Ausland08. November 2023

Gezerre um Acciaierie Ilva

Rom und ArcelorMittal ringen um Zukunft des größten Stahlwerks Europas im italienischen Tarent. Basisgewerkschaft USB fordert Abbruch der Verhandlungen

von Gerhard Feldbauer

Im süditalienischen Taranto steht das größte Stahlwerk Europas. Doch die Zukunft der Acciaierie Ilva ist ungewiß, denn das Werk steckt seit langem in der Krise. Seit Jahren verhandelt die italienische Regierung mit ArcelorMittal über eine Übernahme durch den offiziell in Luxemburg ansässigen Konzern. Nun hat die Basisgewerkschaft USB in Rom den Abbruch der Verhandlungen gefordert, wie sie am Montag in einer Pressemitteilung bekanntgab.

ArcelorMittal habe sich »nie an eine Vereinbarung gehalten und nur in seinem eigenen Interesse gehandelt«, erklärte die USB. Es müsse verhindert werden, daß die Regierung dem bankrotten Management erneut mit öffentlichen Geldern unter die Arme greife. Von der in der Vergangenheit verabredeten Entwicklung eines Industrieplans im Rahmen eines Programmabkommens sei nichts übriggeblieben, so die USB weiter. »ArcelorMittal wird weiterhin den Staat erpressen und ihn zu ständigen wirtschaftlichen Interventionen zwingen, um Arbeitsplätze zu schaffen, während die Umweltpolitik weiter die Bürger belasten wird. Als USB werden wir, wenn es keine wirkliche Diskussion über Lösungen gibt, mit aller Härte den Widerstand mobilisieren.«

Zuletzt hatte es im September einen 24-stündigen Streik gegeben, weil ArcelorMittal und die italienische Regierung eine Lösung für das Stahlwerk immer wieder hinausgezögert hatten. Zum Arbeitskampf hatten die Gewerkschaften FIM, FIOM und UILM aufgerufen, nachdem ein Treffen der Regierung von Ministerpräsidentin Giorgia Meloni mit Gewerkschaftsvertretern ergebnislos verlaufen war. Das Treffen, so damals CGIL-Generalsekretär Maurizio Landini, sei über Absichtserklärungen nicht hinausgekommen und habe keine Antworten auf den Konflikt gegeben. Landini forderte »konkrete Lösungen für alle betroffenen Arbeiter«.

2017 wollte ArcelorMittal, der zweitgrößte Stahlkonzern der Welt, das Ilva-Werk übernehmen. Ein Jahr später zog der Konzern seine Kaufzusage jedoch zurück, weil die damalige Regierung Conte in einem Klimadekret strengere Umweltschutzauflagen für die Sanierung des Stahlwerks festgelegt hatte. Nachdem der italienische Staat nach langen Verhandlungen zugesagt hatte, im Falle eines Verkaufs weiterhin 60 bis 70 Prozent seines Flachstahlbedarfs von Ilva zu beziehen, und »bedeutende Investitionen« versprochen hatte, schlossen beide Seiten 2020 ein neues Abkommen, in dem ArcelorMittal die endgültige Übernahme bis Mai 2022 zusagte. Nachdem 2021 mehrere Ilva-Manager wegen der Folgen der Kontamination zu langjährigen Gefängnisstrafen verurteilt worden waren, verlangte ArcelorMittal Garantien, daß ihr Management verschont bleibe. Seitdem ist der Deal nicht zustandegekommen, wofür sich beide Seiten gegenseitig die Schuld geben.

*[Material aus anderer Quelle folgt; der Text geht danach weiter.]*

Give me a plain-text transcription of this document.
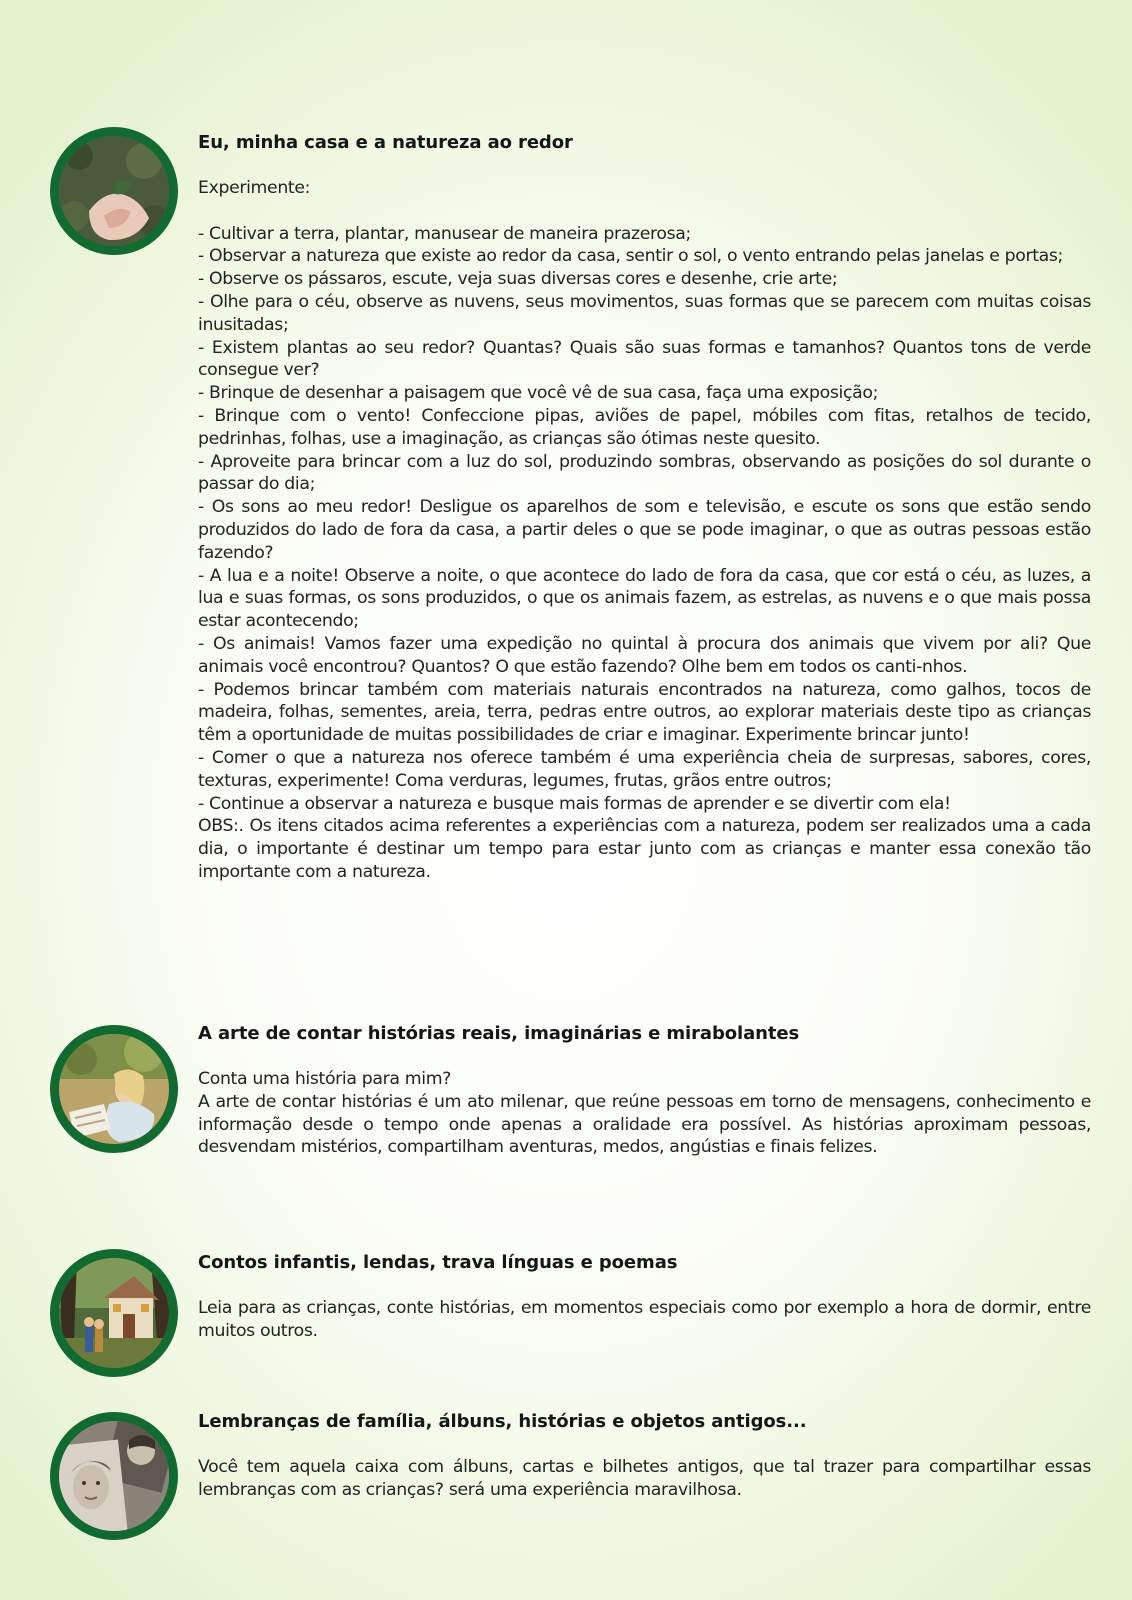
Eu, minha casa e a natureza ao redor

Experimente:

- Cultivar a terra, plantar, manusear de maneira prazerosa;
- Observar a natureza que existe ao redor da casa, sentir o sol, o vento entrando pelas janelas e portas;
- Observe os pássaros, escute, veja suas diversas cores e desenhe, crie arte;
- Olhe para o céu, observe as nuvens, seus movimentos, suas formas que se parecem com muitas coisas inusitadas;
- Existem plantas ao seu redor? Quantas? Quais são suas formas e tamanhos? Quantos tons de verde consegue ver?
- Brinque de desenhar a paisagem que você vê de sua casa, faça uma exposição;
- Brinque com o vento! Confeccione pipas, aviões de papel, móbiles com fitas, retalhos de tecido, pedrinhas, folhas, use a imaginação, as crianças são ótimas neste quesito.
- Aproveite para brincar com a luz do sol, produzindo sombras, observando as posições do sol durante o passar do dia;
- Os sons ao meu redor! Desligue os aparelhos de som e televisão, e escute os sons que estão sendo produzidos do lado de fora da casa, a partir deles o que se pode imaginar, o que as outras pessoas estão fazendo?
- A lua e a noite! Observe a noite, o que acontece do lado de fora da casa, que cor está o céu, as luzes, a lua e suas formas, os sons produzidos, o que os animais fazem, as estrelas, as nuvens e o que mais possa estar acontecendo;
- Os animais! Vamos fazer uma expedição no quintal à procura dos animais que vivem por ali? Que animais você encontrou? Quantos? O que estão fazendo? Olhe bem em todos os canti-nhos.
- Podemos brincar também com materiais naturais encontrados na natureza, como galhos, tocos de madeira, folhas, sementes, areia, terra, pedras entre outros, ao explorar materiais deste tipo as crianças têm a oportunidade de muitas possibilidades de criar e imaginar. Experimente brincar junto!
- Comer o que a natureza nos oferece também é uma experiência cheia de surpresas, sabores, cores, texturas, experimente! Coma verduras, legumes, frutas, grãos entre outros;
- Continue a observar a natureza e busque mais formas de aprender e se divertir com ela!
OBS:. Os itens citados acima referentes a experiências com a natureza, podem ser realizados uma a cada dia, o importante é destinar um tempo para estar junto com as crianças e manter essa conexão tão importante com a natureza.
A arte de contar histórias reais, imaginárias e mirabolantes

Conta uma história para mim?

A arte de contar histórias é um ato milenar, que reúne pessoas em torno de mensagens, conhecimento e informação desde o tempo onde apenas a oralidade era possível. As histórias aproximam pessoas, desvendam mistérios, compartilham aventuras, medos, angústias e finais felizes.

Contos infantis, lendas, trava línguas e poemas

Leia para as crianças, conte histórias, em momentos especiais como por exemplo a hora de dormir, entre muitos outros.

Lembranças de família, álbuns, histórias e objetos antigos...

Você tem aquela caixa com álbuns, cartas e bilhetes antigos, que tal trazer para compartilhar essas lembranças com as crianças? será uma experiência maravilhosa.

Das Stahlwerk Ilva ist einer der größten Umweltverschmutzer Italiens. Dioxine, Schwefeldioxid und andere tödliche Gifte entweichen aus den Schornsteinen des rund 15 Quadratkilometer großen Werks, die Bewohner der Region leiden überdurchschnittlich oft an Herz-Kreislauf- und Atemwegserkrankungen, Tumoren und Leukämie, Tausende Arbeiter und Anwohner erkranken an Krebs, 400 sind bereits daran gestorben. Der in Straßburg ansässige Europäische Gerichtshof für Menschenrechte (EGMR) verurteilte den italienischen Staat 2019 und erneut 2022, weil er Leben und Gesundheit der Ilva-Arbeiter nicht ausreichend geschützt hatte.